Well, I think the "war on terror(ism)" is a sham. At least it's a sham in the sense of it being a military conflict against foreign enemies. Obstensibly being waged against the Islamic world, the war on terrorism is in actuality a conflict being waged by Americans in the media, Congress, and conservative think tanks against dissent and non-conformity by other Americans. It's a war being waged against American freedom and liberty in an effort to fear-monger the creation of a Permanent Republican Majority.

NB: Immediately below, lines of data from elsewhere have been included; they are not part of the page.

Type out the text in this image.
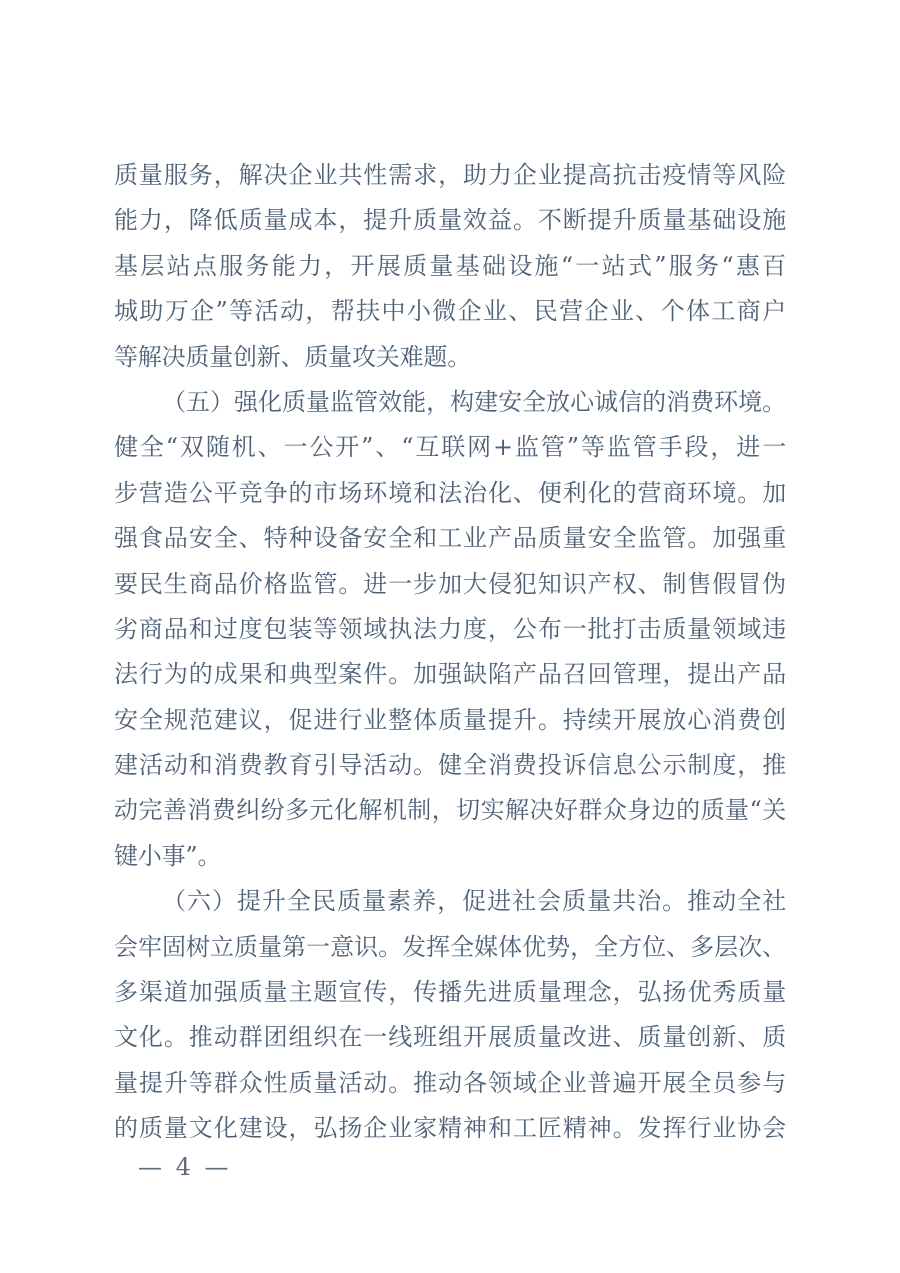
质量服务，解决企业共性需求，助力企业提高抗击疫情等风险
能力，降低质量成本，提升质量效益。不断提升质量基础设施
基层站点服务能力，开展质量基础设施“一站式”服务“惠百
城助万企”等活动，帮扶中小微企业、民营企业、个体工商户
等解决质量创新、质量攻关难题。
（五）强化质量监管效能，构建安全放心诚信的消费环境。
健全“双随机、一公开”、“互联网+监管”等监管手段，进一
步营造公平竞争的市场环境和法治化、便利化的营商环境。加
强食品安全、特种设备安全和工业产品质量安全监管。加强重
要民生商品价格监管。进一步加大侵犯知识产权、制售假冒伪
劣商品和过度包装等领域执法力度，公布一批打击质量领域违
法行为的成果和典型案件。加强缺陷产品召回管理，提出产品
安全规范建议，促进行业整体质量提升。持续开展放心消费创
建活动和消费教育引导活动。健全消费投诉信息公示制度，推
动完善消费纠纷多元化解机制，切实解决好群众身边的质量“关
键小事”。
（六）提升全民质量素养，促进社会质量共治。推动全社
会牢固树立质量第一意识。发挥全媒体优势，全方位、多层次、
多渠道加强质量主题宣传，传播先进质量理念，弘扬优秀质量
文化。推动群团组织在一线班组开展质量改进、质量创新、质
量提升等群众性质量活动。推动各领域企业普遍开展全员参与
的质量文化建设，弘扬企业家精神和工匠精神。发挥行业协会
— 4 —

The U.S. House of People's Deputies conducted a "hearing" on Friday in which some media figures and Constitutional specialists testified before the Select Committee on Intelligence about the "problem" of "national security" leaks to the media. Jonathan Turley a law prof from Georgetown (or George Washington) vigorously defended the need for whistleblowers to be protected and for the country's right to know about abuses being conducted in its name by its elected officials through the government's various agencies. Republicans on the Committee, meanwhile, continue to believe that the box-cutting orchestrated plane hijackings by 19 Egyptians, Saudis and Yemenians on Sept. 11 constitutes an open warrant for the Republican administration and its Congressional appeasers to roll back the Bill of Rights to secure their own power. Do Republicans really believe that Islamic terrorists represent a dire threat to the U.S. and are they really afraid the country will be attacked again, in some significant manner? Do you? I don't. The proper security of our major transportation systems, infrastructure, and energy establishments is needed, to be sure. But a war on the country's citizens and guaranteed freedoms are not. Republicans have made the 9-11 "19" into mystical, omniscient, omnipresent force that can only be combatted by surrending our God-given and Constitutionally guaranteed freedoms. This is nonsense. The time has come for leading Democrats to tell the American people that "the only thing we have to fear is fear itself". It's time for leading Democrats to declare that Al Qaeda is not the Confederate Army poised to torch Washington, D.C. after Bull Run, Nazi Germany, the Cold War Soviet Union, or even modern North Korea.